Im März 1943 wurde ich zum STO, dem obligatorischen Arbeitsdienst, gezwungen. Nach einem
Jahr gewährten die Deutschen sparsam Urlaub. Nur sehr wenige kehrten ins Lager zurück. Für mich
kam es nicht in Frage, mich wieder bei Antoinette niederzulassen, da ich dort schnell wieder
erwischt worden wäre und meine Gastgeberin gefährlich gefährdet hätte.
Da boten Jeanne und ihr Mann Marcel an, mich in ihrem kleinen Häuschen in der Impasse
Florimont zu beherbergen und zu verstecken. Neben dem Mut und der Großzügigkeit, mir Platz zu
gewähren und das Risiko zu tragen, stellte sich bald das Problem der Verpflegung, da sie es
akzeptierten, dass wir zu dritt mit Lebensmittelmarken für zwei Personen aßen.

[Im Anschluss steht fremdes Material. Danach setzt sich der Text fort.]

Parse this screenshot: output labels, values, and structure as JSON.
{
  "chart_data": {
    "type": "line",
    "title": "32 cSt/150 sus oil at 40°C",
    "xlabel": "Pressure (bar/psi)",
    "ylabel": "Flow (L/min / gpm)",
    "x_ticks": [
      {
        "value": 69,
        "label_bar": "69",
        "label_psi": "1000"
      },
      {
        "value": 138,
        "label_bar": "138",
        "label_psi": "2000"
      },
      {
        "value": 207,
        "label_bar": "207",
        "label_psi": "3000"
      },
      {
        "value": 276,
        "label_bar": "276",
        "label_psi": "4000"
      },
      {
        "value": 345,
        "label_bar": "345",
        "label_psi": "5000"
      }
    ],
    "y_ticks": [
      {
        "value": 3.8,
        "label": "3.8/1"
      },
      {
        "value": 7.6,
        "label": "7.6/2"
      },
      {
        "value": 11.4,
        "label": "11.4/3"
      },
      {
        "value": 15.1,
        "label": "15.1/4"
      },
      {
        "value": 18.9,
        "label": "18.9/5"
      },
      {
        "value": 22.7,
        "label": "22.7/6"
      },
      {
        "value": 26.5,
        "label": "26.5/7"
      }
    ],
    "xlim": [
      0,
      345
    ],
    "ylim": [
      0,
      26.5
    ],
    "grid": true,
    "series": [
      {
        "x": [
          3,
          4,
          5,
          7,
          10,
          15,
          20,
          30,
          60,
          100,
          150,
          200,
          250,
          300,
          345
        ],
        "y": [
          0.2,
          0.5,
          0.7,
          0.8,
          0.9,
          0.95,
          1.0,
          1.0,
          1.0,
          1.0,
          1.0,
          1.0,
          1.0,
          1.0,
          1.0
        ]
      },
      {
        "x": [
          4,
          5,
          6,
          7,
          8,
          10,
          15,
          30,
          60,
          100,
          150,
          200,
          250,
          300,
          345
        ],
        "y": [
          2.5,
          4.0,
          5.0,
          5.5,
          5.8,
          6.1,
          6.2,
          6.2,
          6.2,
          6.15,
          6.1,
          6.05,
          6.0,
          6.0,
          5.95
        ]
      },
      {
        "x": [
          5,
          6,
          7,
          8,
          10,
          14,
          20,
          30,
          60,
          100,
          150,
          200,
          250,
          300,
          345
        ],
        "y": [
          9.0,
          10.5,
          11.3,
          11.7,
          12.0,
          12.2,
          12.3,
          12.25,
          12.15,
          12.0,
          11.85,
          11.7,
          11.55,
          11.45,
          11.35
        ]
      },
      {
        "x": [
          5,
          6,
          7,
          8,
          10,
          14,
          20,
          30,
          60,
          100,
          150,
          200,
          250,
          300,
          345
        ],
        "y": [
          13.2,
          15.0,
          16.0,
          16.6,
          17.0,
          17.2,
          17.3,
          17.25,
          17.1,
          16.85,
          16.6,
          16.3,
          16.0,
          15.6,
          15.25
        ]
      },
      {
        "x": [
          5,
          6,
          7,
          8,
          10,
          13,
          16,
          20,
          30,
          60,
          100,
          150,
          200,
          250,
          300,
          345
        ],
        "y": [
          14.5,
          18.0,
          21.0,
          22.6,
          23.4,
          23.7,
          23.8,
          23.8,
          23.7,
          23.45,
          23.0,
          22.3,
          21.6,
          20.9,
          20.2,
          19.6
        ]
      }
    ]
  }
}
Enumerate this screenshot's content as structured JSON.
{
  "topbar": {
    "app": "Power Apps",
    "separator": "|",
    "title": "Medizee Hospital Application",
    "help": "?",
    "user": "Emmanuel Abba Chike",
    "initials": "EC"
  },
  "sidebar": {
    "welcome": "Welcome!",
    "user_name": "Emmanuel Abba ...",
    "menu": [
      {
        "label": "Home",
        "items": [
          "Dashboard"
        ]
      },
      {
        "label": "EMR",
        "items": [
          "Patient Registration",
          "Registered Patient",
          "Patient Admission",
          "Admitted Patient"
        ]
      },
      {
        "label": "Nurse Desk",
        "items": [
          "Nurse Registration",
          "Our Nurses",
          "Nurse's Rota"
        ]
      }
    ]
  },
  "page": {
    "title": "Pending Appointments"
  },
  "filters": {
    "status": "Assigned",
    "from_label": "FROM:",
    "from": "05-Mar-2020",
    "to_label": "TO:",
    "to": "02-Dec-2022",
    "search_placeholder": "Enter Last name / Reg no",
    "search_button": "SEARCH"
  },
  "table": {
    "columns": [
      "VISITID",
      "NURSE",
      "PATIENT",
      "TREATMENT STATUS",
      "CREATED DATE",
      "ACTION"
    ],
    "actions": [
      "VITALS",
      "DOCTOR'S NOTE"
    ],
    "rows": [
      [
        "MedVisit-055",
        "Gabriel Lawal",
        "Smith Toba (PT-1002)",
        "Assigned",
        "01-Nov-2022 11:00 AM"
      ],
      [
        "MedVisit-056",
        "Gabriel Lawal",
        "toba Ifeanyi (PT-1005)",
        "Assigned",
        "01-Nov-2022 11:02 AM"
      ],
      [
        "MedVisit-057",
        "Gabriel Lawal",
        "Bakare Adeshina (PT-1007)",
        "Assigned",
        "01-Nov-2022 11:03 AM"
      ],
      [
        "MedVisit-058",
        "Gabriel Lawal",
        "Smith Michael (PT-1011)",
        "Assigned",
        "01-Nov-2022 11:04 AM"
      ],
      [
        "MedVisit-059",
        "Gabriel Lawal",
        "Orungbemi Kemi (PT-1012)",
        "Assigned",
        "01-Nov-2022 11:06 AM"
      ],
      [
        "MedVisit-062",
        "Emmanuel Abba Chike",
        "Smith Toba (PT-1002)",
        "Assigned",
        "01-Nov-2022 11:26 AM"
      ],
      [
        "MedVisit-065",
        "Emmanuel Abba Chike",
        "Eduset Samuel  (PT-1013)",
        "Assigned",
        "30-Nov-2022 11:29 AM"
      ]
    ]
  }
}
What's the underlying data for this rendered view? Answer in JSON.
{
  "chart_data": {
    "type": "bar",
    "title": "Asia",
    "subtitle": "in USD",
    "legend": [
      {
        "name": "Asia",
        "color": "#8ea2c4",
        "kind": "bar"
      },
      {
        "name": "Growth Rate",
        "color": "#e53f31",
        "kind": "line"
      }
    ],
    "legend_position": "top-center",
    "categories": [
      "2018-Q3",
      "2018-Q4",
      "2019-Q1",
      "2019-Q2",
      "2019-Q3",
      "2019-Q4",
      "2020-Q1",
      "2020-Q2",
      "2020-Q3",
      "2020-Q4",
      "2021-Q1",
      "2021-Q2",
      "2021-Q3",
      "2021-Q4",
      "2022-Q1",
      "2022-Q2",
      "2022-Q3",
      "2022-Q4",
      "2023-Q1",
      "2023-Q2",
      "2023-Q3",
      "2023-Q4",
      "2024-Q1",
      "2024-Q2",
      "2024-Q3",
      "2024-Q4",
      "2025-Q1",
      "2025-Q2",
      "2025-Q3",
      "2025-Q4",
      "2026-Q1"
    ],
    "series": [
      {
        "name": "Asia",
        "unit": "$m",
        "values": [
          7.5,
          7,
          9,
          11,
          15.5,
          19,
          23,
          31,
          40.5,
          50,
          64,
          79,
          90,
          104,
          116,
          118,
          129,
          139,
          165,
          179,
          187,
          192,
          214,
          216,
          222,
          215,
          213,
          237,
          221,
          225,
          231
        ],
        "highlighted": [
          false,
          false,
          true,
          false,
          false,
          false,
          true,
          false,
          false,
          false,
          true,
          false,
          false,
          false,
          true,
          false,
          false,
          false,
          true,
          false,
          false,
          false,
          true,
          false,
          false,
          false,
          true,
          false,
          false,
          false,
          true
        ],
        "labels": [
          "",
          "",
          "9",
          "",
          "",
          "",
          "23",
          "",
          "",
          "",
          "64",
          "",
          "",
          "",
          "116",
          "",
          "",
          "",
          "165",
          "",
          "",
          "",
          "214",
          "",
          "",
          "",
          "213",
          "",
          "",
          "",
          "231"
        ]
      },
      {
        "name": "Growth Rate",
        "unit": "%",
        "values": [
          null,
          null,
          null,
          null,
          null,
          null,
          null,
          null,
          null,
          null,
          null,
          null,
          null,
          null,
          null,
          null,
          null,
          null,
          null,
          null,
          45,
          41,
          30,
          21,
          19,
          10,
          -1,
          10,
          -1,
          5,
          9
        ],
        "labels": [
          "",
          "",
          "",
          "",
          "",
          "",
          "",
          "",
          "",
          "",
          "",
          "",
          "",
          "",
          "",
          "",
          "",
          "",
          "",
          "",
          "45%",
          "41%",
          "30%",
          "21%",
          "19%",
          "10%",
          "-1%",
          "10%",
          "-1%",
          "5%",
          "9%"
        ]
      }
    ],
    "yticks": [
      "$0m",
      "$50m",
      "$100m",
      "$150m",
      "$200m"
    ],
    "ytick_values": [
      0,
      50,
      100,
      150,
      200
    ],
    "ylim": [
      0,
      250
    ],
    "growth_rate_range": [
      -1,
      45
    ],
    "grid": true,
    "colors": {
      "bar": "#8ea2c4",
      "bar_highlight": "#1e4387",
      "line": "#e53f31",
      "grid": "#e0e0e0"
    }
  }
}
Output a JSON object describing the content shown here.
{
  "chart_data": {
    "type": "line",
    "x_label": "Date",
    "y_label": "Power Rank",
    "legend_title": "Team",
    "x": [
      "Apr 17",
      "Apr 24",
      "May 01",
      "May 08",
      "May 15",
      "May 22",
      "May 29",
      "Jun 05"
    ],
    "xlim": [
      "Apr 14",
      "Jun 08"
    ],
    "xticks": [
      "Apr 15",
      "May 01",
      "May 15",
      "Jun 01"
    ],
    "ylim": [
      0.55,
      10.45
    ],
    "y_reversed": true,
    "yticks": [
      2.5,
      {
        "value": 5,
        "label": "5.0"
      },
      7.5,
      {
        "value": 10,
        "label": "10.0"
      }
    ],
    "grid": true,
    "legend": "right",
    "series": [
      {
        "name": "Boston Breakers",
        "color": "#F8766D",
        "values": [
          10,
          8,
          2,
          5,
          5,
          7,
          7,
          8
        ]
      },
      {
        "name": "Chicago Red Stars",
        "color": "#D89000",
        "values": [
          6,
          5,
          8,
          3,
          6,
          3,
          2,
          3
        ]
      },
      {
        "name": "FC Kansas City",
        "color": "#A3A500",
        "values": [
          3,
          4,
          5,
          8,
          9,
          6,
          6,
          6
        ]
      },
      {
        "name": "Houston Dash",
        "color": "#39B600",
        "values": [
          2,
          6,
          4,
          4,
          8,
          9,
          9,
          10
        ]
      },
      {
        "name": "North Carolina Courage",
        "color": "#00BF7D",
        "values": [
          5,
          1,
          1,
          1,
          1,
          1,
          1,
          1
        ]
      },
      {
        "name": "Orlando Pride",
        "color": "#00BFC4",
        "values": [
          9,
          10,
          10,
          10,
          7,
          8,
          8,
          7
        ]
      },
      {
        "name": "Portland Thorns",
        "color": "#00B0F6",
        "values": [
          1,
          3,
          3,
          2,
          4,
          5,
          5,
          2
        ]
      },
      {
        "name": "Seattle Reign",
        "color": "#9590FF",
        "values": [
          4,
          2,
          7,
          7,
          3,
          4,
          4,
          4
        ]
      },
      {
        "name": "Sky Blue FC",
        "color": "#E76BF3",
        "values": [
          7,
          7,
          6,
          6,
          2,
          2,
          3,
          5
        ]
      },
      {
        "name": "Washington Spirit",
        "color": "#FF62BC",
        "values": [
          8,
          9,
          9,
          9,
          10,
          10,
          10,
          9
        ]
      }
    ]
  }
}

Die gute Antoinette
und meine tapfere Mutter würden im Rahmen ihrer Möglichkeiten mit einigen Gelegenheitspaketen
aushelfen.

Der Belagerungszustand dauerte ein Jahr und zwei Monate. Aber auch nach der Befreiung entschied
ich mich ganz natürlich dafür, bei Jeanne zu wohnen, obwohl es dort sehr ungemütlich war: kein
Strom, kein fließendes Wasser, kein Abwasserkanal. Erst ab 1952 konnte ich dank meiner ersten
Gagen den Komfort des Häuschens allmählich erhöhen, bis hin zum Kauf des Reihenhauses, um es
zu vergrößern.

Und erst als Jeanne, die Witwe geworden war, 1966 beschloss, wieder zu heiraten, entschied ich
mich, die Sackgasse zu verlassen, ohne mich jedoch von der Gegend zu entfernen, in der ich danach
immer wohnte. So konnte ich eine Zeit lang und im Rahmen des Möglichen meine kleinen
Gewohnheiten bewahren, da die Bewohner meiner Gemeinde in der Regel, so wie Sie es selbst
getan haben, das private Territorium meines Alltags respektieren.